The 0.6% quarterly GDP result, although below that achieved during peak boom times in 2006 and 2007, is well above market expectations of a 0.3% rise.
It equates to an annual growth rate of 3.6% seasonally adjusted, a relatively strong result given the numerous interest rate rises the Reserve Bank of Australia imposed before and during the March quarter in an attempt to slow growth.
Even more worryingly for the RBA, real net national disposable income – a key measure of consumer demand in the economy – grew by 1.1% in the March quarter and 4.2% for the year, a figure that will have to come down if the inflation problem is to be resolved.
All components of domestic demand were stronger than expected, with household consumption up by 0.7%, business investment up 1.6% and government spending up 1.4%.
ANZ economist Riki Polygenis says today’s result suggests the RBA will have to lift rates again this year.
“It is now extremely unlikely that the RBA’s forecast of non-farm GDP slowing to 1.75% year-on-year by the end of 2008 will be met,” Polygenis says
“The RBA has repeatedly warned that ‘should demand not slow as expected’ then their policy stance would need to be reviewed. This has now occurred and today’s figures support our view that the cash rate has not yet reached a peak in 2008,” she says.

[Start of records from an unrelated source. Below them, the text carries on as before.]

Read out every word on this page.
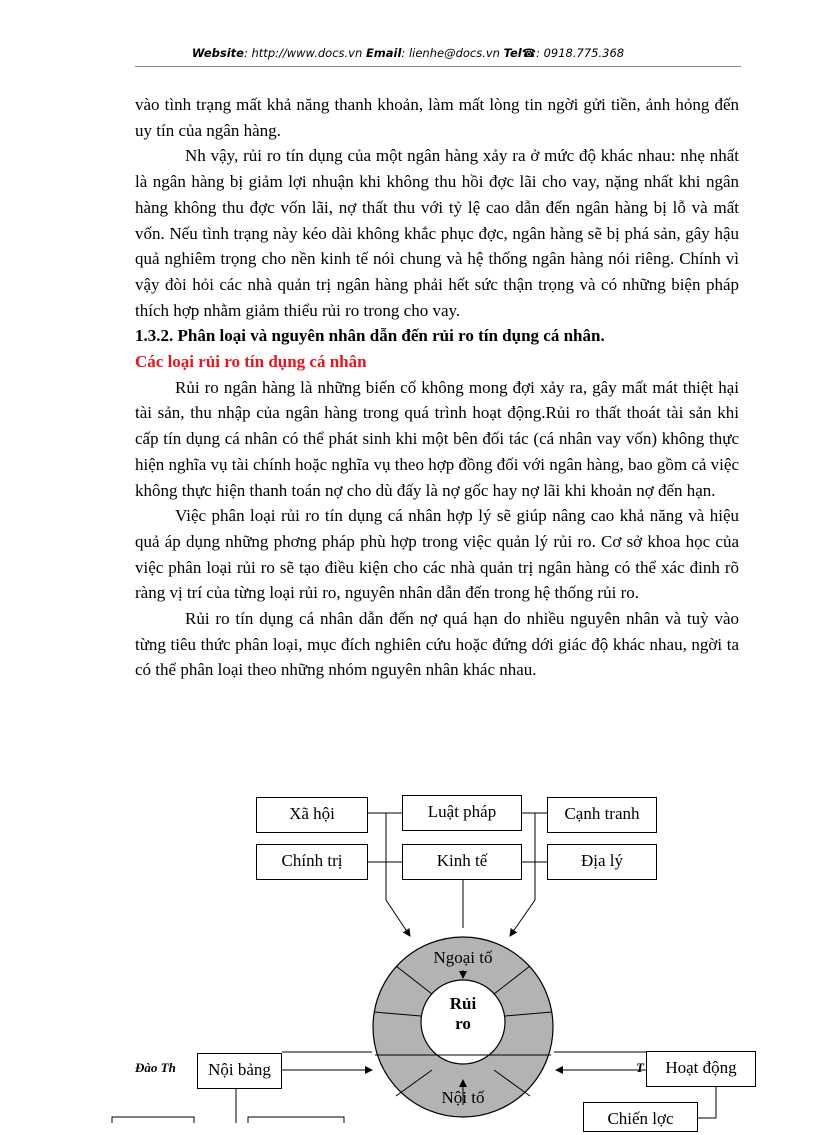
Website: http://www.docs.vn Email: lienhe@docs.vn Tel☎: 0918.775.368

vào tình trạng mất khả năng thanh khoản, làm mất lòng tin ngời gửi tiền, ảnh hỏng đến uy tín của ngân hàng.

Nh vậy, rủi ro tín dụng của một ngân hàng xảy ra ở mức độ khác nhau: nhẹ nhất là ngân hàng bị giảm lợi nhuận khi không thu hồi đợc lãi cho vay, nặng nhất khi ngân hàng không thu đợc vốn lãi, nợ thất thu với tỷ lệ cao dẫn đến ngân hàng bị lỗ và mất vốn. Nếu tình trạng này kéo dài không khắc phục đợc, ngân hàng sẽ bị phá sản, gây hậu quả nghiêm trọng cho nền kinh tế nói chung và hệ thống ngân hàng nói riêng. Chính vì vậy đòi hỏi các nhà quản trị ngân hàng phải hết sức thận trọng và có những biện pháp thích hợp nhằm giảm thiểu rủi ro trong cho vay.

1.3.2. Phân loại và nguyên nhân dẫn đến rủi ro tín dụng cá nhân.

Các loại rủi ro tín dụng cá nhân

Rủi ro ngân hàng là những biến cố không mong đợi xảy ra, gây mất mát thiệt hại tài sản, thu nhập của ngân hàng trong quá trình hoạt động.Rủi ro thất thoát tài sản khi cấp tín dụng cá nhân có thể phát sinh khi một bên đối tác (cá nhân vay vốn) không thực hiện nghĩa vụ tài chính hoặc nghĩa vụ theo hợp đồng đối với ngân hàng, bao gồm cả việc không thực hiện thanh toán nợ cho dù đấy là nợ gốc hay nợ lãi khi khoản nợ đến hạn.

Việc phân loại rủi ro tín dụng cá nhân hợp lý sẽ giúp nâng cao khả năng và hiệu quả áp dụng những phơng pháp phù hợp trong việc quản lý rủi ro. Cơ sở khoa học của việc phân loại rủi ro sẽ tạo điều kiện cho các nhà quản trị ngân hàng có thể xác đinh rõ ràng vị trí của từng loại rủi ro, nguyên nhân dẫn đến trong hệ thống rủi ro.

Rủi ro tín dụng cá nhân dẫn đến nợ quá hạn do nhiều nguyên nhân và tuỳ vào từng tiêu thức phân loại, mục đích nghiên cứu hoặc đứng dới giác độ khác nhau, ngời ta có thể phân loại theo những nhóm nguyên nhân khác nhau.

Xã hội	Luật pháp	Cạnh tranh
Chính trị	Kinh tế	Địa lý
Ngoại tố
Rủi ro
Nội tố
Nội bảng	Hoạt động
Chiến lợc
Đào Th	T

There were also mixed results in today’s Australian Industry Group-Commonwealth Bank Performance of Services index, which rebounded from last month’s fall to lift 2.4 points in May. However, the fact that the index is at 49.7, below the 50 point line between growth and contraction, shows the services sector is still in decline.
On the markets today, the S&P/ASX200 has defied a weak US lead to be up 0.3% on yesterday’s close to 5592.9, while the Australian dollar is trading at US95.58c – and likely to go higher on today’s GDP result.